Extension of linearly independent set to a basis of a free module over a quotient of a Dedekind domain

Question

Let $A$ be a Dedekind domain and a non-zero ideal $N$; we consider the commutative ring $R = A/N$.

Let $S$ be a linearly independent subset of $R^m$. Can $S$ necessarily be extended to a basis of $R^m$?

Answer 1

Yes (and the assumption that $R$ is finite is unnecessary; you just need $N$ to be a nonzero ideal).

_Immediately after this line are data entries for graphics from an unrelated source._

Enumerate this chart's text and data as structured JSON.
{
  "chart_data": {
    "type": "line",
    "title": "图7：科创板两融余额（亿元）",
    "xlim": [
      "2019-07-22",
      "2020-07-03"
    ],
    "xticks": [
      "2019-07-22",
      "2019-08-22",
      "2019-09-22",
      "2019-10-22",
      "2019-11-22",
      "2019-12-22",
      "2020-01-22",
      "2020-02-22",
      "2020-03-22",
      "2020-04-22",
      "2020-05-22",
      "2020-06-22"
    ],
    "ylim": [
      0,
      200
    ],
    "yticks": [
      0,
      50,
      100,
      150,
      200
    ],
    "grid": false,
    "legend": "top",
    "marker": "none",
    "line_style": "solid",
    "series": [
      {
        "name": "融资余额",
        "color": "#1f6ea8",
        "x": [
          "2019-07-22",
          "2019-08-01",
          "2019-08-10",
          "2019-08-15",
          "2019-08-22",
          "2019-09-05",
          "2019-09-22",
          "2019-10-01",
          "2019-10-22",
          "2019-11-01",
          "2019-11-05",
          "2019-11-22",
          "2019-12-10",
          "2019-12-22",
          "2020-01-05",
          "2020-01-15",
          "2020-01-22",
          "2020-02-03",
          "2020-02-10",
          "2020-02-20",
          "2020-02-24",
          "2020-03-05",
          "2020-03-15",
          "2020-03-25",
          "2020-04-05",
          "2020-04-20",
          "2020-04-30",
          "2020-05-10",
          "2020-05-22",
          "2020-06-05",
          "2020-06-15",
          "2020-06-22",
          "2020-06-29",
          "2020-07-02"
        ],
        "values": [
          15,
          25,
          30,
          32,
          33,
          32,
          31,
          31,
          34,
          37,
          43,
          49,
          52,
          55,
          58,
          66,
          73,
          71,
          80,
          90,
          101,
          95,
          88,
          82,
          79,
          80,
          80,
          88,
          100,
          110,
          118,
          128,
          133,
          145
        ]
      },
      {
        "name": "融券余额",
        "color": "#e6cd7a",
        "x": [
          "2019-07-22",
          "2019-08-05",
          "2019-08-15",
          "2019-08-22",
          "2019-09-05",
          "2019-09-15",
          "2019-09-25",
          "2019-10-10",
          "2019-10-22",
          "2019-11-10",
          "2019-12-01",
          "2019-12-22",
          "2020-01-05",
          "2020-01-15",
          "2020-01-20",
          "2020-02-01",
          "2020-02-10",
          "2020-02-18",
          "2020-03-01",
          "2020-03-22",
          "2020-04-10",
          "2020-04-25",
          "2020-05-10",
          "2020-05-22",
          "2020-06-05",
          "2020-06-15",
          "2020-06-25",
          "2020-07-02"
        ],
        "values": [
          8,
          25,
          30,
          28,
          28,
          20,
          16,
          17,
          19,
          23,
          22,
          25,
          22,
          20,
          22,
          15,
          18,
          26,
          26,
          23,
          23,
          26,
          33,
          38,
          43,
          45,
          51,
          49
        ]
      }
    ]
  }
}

Factoring $N$ into prime ideals as $\prod P_i^{d_i}$, the Chinese remainder theorem gives $R\cong \prod A/P_i^{d_i}$. Working on each coordinate separately, we may thus assume that $N=P^d$ for some prime $P$. We can then localize at $P$ and assume $A$ is a DVR with maximal ideal $P$ generated by a uniformizer $p$ and $R=A/P^d$.

Now I claim that the linearly independent set $S$ remains linearly independent over $R/P$ in the quotient $(R/P)^m$. Indeed, a linear relation mod $P$ would give scalars $c_s\in R$ such that $\sum_{s\in S} c_ss \in P$ but $c_s\not\in P$ for some $s$. This just means that $\sum c_s s$ is divisible by $p$, and thus is annihilated by $p^{d-1}$. That is, $\sum p^{d-1}c_ss=0$. But this is a nontrivial relation among the elements of $S$, since some $c_s$ is not in $P$ and thus $p^{d-1}c_s$ is nonzero for that $s$.

We can thus extend $S$ to a set $T$ whose image mod $P$ is a basis for the vector space $(R/P)^m$ over $R/P$. By Nakayama, $T$ generates $R^m$, and thus is a basis since it has $m$ elements (it induces a surjective homomorphism $R^m\to R^m$ which is then automatically an isomorphism; see Surjective endomorphisms of finitely generated modules are isomorphisms though there are simpler arguments you can give in this case since $R$ is Noetherian and even Artinian).